De Leon works for Morrow-Meadows, a certified Woman Business Enterprise that has done most of the electrical work at the massive USC development. Part of his initial wages are reimbursed by Workforce Innovation and Opportunity Act funds, which originate at the federal level and are administered locally.

“It’s quite expensive to train employees,” said Laura McNeill, director of the WorkSource Center. “It’s a huge investment, but there’s a payoff for the employer — they’re getting their tax money back. The individuals get the experience they need, so it’s grassroots. It’s tax money being reinvested back into the workforce.”

Darren McClure, senior project manager at Morrow-Meadows, sees the benefits.

“Over time, they put in more hours, which allows them to work their way up,” he said. “Through a testing and interviewing process, they can work their way into an electrical apprentice program through IBEW Local 11. Then they go through five years of education and they come out a journeyman electrician.”

“We’re glad to have them here,” said Willy Marsh, director of capital construction development at USC Village. “Thanks to a team effort from Hathaway Dinwiddie and the subcontractors, we’ve been able to build the foundation of a trade career for some of our neighbors. From here, they can go on to jobs that can sustain them over a lifetime.”

Looking ahead

De Leon plans to become a journeyman electrician. As he skateboards to and from work, he thinks about his future.
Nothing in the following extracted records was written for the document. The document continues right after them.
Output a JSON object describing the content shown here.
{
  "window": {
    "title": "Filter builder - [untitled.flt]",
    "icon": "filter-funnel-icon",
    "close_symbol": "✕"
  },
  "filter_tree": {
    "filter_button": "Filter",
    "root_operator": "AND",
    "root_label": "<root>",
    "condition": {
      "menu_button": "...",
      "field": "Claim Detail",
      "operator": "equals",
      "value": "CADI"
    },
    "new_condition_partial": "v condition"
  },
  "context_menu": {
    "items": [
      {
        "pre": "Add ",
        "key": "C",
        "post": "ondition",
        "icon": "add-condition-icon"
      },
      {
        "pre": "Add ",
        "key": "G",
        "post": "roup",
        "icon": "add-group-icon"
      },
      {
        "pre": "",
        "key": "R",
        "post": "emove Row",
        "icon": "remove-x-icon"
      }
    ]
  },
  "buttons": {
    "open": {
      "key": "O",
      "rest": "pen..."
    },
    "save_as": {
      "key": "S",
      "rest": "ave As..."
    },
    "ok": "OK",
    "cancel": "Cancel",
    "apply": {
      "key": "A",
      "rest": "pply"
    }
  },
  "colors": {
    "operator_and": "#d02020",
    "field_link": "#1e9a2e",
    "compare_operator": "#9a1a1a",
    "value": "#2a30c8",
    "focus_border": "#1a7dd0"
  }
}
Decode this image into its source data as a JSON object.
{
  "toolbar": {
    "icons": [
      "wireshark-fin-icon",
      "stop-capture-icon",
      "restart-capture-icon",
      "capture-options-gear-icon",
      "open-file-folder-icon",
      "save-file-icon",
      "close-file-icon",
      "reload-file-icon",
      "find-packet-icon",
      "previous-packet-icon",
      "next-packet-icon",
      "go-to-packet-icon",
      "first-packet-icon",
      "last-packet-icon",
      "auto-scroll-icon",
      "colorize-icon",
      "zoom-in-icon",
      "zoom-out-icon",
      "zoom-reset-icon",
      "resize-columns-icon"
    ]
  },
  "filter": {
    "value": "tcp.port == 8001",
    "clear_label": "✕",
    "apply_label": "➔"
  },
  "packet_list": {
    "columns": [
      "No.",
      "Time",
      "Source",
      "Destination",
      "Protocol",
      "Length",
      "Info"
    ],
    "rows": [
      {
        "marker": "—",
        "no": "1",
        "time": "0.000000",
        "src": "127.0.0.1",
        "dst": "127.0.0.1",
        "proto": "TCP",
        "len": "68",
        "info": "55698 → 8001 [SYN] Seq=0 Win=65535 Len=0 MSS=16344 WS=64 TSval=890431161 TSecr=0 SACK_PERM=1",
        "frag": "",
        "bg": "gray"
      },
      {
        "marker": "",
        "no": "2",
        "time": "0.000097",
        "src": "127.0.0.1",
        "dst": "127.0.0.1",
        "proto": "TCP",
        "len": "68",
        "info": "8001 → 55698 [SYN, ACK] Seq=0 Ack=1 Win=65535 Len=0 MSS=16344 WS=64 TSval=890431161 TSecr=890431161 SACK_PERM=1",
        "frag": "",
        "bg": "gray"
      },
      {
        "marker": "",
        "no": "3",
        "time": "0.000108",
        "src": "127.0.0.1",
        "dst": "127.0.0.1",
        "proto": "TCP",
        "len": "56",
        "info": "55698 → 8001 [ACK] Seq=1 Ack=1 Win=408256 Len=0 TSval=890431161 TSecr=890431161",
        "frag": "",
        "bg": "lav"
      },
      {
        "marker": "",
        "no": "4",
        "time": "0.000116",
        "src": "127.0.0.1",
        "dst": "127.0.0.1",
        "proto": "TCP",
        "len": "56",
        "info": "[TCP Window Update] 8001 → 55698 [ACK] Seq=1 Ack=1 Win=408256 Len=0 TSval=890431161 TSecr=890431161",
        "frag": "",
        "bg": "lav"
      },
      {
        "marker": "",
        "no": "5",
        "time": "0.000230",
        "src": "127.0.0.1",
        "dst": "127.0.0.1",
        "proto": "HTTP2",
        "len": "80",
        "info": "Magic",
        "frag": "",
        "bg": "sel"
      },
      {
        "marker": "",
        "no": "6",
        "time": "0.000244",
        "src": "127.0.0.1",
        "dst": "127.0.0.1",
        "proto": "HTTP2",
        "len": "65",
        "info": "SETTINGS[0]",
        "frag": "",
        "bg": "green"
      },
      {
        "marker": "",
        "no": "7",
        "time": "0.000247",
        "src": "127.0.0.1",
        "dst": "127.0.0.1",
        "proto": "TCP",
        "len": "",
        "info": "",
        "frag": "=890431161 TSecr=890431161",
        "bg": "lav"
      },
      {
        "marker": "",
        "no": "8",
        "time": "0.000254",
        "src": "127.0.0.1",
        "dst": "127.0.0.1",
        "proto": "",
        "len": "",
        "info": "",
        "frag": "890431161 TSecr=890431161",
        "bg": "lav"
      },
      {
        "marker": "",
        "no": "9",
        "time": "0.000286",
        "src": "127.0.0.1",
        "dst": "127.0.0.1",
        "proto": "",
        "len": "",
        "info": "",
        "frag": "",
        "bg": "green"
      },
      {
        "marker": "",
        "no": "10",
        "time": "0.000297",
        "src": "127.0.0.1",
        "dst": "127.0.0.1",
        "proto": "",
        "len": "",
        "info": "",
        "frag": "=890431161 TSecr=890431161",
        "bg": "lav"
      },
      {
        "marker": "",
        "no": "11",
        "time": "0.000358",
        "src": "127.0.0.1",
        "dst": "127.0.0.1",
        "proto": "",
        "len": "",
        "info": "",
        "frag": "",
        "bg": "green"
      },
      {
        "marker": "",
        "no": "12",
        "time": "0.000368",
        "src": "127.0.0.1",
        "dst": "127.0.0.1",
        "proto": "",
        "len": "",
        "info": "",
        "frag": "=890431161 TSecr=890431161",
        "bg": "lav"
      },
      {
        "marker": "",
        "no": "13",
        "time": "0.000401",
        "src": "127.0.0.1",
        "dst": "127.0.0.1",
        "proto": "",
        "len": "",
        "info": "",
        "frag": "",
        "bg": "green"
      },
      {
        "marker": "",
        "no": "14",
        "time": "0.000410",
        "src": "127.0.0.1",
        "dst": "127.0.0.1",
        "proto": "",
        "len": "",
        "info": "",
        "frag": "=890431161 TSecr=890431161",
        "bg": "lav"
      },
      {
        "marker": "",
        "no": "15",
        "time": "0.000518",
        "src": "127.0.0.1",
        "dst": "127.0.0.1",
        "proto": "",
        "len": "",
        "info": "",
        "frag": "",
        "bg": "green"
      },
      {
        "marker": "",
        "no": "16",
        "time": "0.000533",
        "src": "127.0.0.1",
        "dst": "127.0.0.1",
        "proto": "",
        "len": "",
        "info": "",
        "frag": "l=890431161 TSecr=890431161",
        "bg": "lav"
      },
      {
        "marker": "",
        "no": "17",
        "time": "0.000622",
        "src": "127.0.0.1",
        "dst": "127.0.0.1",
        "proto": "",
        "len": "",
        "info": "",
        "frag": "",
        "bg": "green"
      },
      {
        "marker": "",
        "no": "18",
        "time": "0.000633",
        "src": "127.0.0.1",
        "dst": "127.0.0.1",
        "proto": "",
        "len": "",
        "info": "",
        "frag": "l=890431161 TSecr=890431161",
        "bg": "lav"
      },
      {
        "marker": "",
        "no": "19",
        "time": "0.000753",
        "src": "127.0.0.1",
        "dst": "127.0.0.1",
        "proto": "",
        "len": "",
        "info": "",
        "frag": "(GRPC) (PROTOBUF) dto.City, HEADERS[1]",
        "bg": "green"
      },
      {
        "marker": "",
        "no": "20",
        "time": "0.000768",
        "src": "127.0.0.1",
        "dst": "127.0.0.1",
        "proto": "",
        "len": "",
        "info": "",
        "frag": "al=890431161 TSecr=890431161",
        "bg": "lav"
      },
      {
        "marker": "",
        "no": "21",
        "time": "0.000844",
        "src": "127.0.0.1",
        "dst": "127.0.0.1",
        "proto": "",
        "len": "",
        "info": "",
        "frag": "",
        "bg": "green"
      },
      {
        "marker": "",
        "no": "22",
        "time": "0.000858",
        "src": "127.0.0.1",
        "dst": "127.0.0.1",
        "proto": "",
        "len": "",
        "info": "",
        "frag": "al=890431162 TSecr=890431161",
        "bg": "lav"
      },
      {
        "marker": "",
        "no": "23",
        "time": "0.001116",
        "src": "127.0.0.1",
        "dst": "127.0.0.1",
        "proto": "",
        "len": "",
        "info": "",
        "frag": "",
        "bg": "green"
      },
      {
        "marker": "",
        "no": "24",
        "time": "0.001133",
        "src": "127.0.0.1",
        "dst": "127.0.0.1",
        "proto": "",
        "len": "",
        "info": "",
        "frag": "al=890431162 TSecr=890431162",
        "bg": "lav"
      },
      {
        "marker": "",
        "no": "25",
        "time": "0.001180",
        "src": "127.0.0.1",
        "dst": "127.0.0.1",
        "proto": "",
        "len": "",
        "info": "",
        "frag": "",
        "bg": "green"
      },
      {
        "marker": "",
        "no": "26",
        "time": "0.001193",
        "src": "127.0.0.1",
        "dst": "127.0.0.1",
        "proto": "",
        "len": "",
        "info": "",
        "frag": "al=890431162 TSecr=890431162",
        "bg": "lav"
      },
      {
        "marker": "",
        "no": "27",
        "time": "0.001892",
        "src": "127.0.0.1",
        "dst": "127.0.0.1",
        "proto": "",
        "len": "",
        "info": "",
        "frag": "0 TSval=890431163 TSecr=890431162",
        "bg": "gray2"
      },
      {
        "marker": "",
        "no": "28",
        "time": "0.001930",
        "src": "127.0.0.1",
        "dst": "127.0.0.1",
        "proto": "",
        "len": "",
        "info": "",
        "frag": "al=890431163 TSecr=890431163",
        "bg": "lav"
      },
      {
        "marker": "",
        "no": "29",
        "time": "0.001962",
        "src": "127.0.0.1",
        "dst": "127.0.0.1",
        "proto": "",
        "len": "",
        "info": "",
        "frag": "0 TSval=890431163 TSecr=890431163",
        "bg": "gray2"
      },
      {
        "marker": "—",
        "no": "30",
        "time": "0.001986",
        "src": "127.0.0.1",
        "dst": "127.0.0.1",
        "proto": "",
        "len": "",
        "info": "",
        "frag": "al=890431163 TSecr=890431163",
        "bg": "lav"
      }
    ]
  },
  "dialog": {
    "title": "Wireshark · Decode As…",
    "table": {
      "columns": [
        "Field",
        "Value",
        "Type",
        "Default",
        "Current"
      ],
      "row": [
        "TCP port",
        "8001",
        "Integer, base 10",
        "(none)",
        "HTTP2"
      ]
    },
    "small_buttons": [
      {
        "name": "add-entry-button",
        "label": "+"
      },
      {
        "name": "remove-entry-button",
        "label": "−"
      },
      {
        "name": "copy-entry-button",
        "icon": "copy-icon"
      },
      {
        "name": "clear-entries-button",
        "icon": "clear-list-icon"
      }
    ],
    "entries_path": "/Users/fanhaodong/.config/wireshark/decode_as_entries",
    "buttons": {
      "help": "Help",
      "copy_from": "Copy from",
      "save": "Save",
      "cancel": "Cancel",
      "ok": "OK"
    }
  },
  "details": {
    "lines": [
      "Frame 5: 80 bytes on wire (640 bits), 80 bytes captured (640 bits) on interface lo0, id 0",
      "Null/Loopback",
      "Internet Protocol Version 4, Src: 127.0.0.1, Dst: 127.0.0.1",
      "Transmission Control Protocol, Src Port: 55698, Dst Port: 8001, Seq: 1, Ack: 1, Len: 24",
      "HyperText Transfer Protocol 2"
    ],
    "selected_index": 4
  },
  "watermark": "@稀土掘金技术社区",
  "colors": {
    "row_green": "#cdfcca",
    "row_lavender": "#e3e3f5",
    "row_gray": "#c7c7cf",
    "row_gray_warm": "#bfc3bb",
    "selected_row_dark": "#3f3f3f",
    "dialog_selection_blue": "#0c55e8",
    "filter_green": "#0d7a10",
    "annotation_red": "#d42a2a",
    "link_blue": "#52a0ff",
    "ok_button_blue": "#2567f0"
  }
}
“I see myself planning a family and having a house,” he said. “Back in the day, I was just getting by.”

McClure thinks De Leon will get there.

“Through this job and through the IBEW, people like Joseph are able to start a career,” McClure said. “The IBEW has a path laid out for these people. Through time and education, they can turn this opportunity into a stable career that allows them to provide for their families and have a better life.”